Much comes down to the idea of oneness, a view that there is one substance, an interconnected unity, a philosophy manifested in its various flavours as Monist. Moholy-Nagy said of the studio teacher: “The teacher who has come to a full realization of the organic oneness and the harmonious sense of rhythm of life should have a tongue of fire to expound his happiness” (44-45).

Blogger Joost Rekveld provides some very helpful translations of fragments of Francé’s German writing into English: “for every thing, whether it is an object or a thought, there is only one systematic form that corresponds to the essence of the thing and which, if it is changed does not cause the position of repose, but which causes processes.

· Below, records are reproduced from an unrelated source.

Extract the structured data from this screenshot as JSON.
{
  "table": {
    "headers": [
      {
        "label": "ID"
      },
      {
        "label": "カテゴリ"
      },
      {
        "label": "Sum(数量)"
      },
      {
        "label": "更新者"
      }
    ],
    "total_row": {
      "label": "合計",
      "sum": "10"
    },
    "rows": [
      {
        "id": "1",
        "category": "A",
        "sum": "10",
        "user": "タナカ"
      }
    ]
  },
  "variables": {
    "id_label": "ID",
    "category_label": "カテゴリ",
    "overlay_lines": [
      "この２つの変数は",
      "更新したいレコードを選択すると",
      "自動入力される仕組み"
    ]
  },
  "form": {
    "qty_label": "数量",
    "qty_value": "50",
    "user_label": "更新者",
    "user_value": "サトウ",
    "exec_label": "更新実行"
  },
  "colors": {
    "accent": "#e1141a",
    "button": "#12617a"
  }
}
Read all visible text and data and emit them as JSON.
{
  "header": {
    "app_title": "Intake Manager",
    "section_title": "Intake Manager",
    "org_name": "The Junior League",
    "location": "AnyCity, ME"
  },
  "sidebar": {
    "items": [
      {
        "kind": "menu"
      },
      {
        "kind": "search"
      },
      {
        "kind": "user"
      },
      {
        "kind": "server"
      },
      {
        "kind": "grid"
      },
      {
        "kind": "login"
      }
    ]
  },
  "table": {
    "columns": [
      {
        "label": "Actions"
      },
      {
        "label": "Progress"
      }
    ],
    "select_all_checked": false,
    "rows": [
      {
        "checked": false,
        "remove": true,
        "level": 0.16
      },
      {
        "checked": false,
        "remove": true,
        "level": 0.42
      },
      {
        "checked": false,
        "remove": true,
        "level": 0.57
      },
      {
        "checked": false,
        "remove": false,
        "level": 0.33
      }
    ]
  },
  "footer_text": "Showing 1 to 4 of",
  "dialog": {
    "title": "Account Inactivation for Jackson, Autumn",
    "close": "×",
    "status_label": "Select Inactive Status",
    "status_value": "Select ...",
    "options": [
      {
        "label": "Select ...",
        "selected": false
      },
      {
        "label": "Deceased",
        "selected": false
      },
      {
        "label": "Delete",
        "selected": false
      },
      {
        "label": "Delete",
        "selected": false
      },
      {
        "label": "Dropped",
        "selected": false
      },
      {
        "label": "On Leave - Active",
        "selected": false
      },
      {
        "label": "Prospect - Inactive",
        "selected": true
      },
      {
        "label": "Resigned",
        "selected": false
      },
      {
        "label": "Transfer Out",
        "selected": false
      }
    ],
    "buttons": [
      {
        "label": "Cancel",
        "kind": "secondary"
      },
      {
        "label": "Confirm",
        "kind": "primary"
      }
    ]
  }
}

These processes work compulsively, systematically by the continually renewed disruption of form, until the optimal, essential position of repose has again been reached and form and essence are again one.”

Monism was also a philosophy with support from biologist Johann Jakob Baron von Uexküll (22) and Charles Sanders Peirce. So there are connections with modernist biocentrism and biosemiotics. See Whatever happened to architectural semiotics.

References

  • Botar, Oliver. 2016. The biocentric Bauhaus. In Charissa N. Terranova, and Meredith Tromble (eds.), The Routledge Companion to Biology in Art and Architecture: 17-51. London: Routledge.
  • Moholy-Nagy, Sibyl. 1950. Moholy-Nagy: Experiment in Totality. Cambridge, MA: MIT Press
  • Whyte Iain, Boyd, and Bruno Taut. 1985. The Crystal Chain letters: Architectural fantasies by Bruno Taut and His Circle. Cambridge, Mass.: MIT Press

Notes

  • As Donald Trump is sullied by the KKK, a movement such as biocentrism was in part tarnished by the shortcomings of its fan base.
  • The image is of the Scottish Parliament House in Edinburgh by Enric Miralles.